Manual executor run evidence:

[INFO]  check[H11a] Description Basic Missing kind=sql expect=eq 0 sev=critical scope=entities
[OK]      H11a PASS — h11a_total=0 eq 0 @directus -> PASS (guards 1-5 OK)
[OK]      H11a auto-close: 6 entity + 0 system issue(s) resolved

Final H11a issue state:

 source |  status  | count 
--------+----------+-------
 H11a   | resolved |     6
(1 row)

Note: executor process is cron-driven and was idle after manual run; verify probe confirmed no lockfile — executor idle.

5. Phát hiện mới

  • dot-hc-executor completed with EXECUTOR_RC=1 because unrelated health checks remain failing; this is expected after this wiring fix and does not block heartbeat/severity/H11a evidence.
  • Current unrelated failures observed during run:
    • H11b: h11b_total=1401 NOT eq 0 (warning, AI enrichment backlog)
    • HC-REG: unregistered_count=28 NOT eq 0 (critical)
    • HC-SCHEMA: missing_description_count=13 NOT eq 0 (critical)
    • DOT-H2, DOT-H3, DOT-H8 warning failures
  • system_health_checks.severity_on_fail may still use legacy warn labels, but the executor and fn_log_issue now normalize issue writes to warning.
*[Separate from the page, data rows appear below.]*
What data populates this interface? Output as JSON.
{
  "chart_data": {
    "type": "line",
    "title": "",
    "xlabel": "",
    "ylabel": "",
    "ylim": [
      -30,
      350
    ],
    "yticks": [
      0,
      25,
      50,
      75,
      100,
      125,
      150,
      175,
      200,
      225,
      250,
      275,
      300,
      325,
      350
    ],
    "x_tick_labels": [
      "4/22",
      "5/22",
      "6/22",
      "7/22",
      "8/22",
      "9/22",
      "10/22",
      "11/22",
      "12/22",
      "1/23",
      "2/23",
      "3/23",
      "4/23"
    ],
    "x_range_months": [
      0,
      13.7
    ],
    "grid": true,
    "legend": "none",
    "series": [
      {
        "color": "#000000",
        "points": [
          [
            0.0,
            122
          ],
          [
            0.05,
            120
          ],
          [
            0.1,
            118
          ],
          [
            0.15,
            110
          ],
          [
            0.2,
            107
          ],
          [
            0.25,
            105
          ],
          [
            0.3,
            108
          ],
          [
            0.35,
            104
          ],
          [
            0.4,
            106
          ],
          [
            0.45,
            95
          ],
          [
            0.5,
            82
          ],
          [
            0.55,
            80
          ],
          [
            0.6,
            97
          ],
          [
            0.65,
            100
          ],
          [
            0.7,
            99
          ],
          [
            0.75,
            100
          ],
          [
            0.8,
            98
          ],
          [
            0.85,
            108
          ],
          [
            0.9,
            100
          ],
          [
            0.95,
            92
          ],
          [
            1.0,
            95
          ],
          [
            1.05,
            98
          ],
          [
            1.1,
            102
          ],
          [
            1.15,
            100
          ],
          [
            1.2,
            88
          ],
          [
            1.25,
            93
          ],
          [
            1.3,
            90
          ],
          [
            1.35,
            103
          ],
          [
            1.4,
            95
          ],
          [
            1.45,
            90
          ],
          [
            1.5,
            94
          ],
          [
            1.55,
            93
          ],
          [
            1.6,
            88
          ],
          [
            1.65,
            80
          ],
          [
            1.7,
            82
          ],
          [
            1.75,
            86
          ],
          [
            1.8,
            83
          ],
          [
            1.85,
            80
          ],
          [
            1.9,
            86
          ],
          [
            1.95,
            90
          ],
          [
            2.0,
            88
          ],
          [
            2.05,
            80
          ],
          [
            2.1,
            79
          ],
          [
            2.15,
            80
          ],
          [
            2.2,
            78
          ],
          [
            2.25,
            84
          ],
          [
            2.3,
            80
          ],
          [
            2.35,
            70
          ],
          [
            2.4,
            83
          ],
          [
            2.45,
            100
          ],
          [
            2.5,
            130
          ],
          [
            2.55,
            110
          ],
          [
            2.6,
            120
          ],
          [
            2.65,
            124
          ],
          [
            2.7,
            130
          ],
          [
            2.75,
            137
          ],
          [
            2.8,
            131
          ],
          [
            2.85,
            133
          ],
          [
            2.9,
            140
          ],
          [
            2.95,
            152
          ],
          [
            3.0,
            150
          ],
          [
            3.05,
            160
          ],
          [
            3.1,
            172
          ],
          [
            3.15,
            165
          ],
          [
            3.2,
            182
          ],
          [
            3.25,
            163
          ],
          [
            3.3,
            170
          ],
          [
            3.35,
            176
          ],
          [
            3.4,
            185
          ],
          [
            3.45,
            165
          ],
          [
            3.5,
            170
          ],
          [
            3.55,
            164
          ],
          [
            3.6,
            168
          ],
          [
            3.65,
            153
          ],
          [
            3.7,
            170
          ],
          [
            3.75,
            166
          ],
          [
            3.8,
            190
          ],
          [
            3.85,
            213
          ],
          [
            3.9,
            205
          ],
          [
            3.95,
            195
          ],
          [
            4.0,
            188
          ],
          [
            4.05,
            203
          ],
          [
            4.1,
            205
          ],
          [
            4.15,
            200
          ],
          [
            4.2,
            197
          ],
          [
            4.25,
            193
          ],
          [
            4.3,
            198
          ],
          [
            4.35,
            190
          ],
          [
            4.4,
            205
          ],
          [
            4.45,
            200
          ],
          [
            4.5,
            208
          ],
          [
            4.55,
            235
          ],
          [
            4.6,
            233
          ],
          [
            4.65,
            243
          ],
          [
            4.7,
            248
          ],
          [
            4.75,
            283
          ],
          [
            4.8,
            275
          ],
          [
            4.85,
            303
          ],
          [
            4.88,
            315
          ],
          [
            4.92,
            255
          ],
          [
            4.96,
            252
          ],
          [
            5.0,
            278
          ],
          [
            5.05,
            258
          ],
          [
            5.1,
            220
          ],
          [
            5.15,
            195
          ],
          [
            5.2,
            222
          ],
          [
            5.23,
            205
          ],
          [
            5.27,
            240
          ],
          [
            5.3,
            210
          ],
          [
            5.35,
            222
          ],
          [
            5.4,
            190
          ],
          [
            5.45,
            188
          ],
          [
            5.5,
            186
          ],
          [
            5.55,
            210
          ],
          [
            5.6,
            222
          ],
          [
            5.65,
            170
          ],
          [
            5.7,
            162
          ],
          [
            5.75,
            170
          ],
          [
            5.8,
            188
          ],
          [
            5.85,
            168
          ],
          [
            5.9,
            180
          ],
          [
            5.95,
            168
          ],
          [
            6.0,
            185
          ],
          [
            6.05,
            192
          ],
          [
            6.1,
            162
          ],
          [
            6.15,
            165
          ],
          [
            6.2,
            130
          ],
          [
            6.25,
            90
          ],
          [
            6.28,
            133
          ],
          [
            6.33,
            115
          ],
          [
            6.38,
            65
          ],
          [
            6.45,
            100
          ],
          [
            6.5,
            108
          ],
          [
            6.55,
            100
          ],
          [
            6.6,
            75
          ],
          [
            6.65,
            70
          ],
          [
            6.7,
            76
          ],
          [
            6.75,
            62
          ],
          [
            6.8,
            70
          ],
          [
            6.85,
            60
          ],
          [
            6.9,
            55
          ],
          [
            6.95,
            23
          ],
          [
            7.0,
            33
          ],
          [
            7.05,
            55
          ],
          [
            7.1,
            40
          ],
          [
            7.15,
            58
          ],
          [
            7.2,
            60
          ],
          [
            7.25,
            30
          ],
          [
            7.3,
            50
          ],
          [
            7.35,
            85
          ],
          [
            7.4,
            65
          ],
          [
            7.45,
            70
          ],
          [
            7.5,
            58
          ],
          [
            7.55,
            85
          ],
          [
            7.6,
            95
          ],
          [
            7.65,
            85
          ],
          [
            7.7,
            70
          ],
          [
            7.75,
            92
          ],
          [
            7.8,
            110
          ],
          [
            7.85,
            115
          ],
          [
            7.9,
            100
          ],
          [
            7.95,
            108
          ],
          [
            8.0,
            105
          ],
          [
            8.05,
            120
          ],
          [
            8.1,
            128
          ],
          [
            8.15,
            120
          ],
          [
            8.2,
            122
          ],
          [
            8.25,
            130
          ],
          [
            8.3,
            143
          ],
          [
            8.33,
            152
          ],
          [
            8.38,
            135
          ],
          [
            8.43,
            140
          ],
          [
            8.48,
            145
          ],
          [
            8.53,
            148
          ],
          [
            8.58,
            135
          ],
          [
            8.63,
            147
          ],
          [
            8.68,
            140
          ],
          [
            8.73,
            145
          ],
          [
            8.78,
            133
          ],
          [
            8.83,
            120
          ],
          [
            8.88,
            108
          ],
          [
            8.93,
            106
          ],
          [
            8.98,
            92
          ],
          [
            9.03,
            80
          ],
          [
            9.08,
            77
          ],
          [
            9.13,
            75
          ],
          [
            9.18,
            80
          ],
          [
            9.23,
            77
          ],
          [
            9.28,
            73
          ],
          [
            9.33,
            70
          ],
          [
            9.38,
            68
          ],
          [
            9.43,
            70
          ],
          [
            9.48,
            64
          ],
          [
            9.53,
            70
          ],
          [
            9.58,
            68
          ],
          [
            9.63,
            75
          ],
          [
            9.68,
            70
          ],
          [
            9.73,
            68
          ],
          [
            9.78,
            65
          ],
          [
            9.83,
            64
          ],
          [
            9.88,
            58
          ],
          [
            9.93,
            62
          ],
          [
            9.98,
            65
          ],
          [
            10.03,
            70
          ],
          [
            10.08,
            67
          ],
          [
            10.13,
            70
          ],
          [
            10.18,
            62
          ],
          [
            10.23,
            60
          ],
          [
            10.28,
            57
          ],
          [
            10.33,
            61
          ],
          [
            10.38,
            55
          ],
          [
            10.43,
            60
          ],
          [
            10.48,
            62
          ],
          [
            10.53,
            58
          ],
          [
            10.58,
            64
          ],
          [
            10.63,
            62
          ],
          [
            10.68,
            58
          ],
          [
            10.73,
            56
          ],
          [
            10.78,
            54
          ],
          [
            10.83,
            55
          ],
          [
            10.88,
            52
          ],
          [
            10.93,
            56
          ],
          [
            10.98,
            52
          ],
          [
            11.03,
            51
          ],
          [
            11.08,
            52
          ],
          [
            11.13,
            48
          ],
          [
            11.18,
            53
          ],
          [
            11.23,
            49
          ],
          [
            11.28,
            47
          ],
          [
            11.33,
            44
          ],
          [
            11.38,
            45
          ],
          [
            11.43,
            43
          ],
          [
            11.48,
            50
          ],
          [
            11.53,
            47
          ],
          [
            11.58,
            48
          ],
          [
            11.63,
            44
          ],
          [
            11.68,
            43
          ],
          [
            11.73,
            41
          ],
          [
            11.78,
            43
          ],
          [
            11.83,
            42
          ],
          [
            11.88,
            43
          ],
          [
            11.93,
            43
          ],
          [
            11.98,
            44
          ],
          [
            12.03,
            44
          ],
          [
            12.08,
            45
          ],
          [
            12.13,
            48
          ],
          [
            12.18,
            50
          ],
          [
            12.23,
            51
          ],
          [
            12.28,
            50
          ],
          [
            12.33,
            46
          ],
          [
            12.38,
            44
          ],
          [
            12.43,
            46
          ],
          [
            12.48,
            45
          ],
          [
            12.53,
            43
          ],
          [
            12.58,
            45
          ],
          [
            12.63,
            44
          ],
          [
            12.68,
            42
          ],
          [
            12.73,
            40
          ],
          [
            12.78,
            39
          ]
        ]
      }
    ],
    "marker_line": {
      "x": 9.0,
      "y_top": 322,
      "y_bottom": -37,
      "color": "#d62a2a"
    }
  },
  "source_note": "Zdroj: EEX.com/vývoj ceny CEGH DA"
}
No uppercase/new invalid severity can enter system_issues because of chk_severity_values.

Conclusion

  • Heartbeat wire: fixed. Executor writes dot_config.hc_executor_last_run; verify reads the same key and passes.
  • Severity wire: fixed. Existing rows normalized to 3 lowercase values; fn_log_issue normalizes incoming legacy values; CHECK constraint is active.
  • Auto-close wire: fixed for H11a. Running executor auto-closed the 6 open H11a rows; final state has no H11a open rows.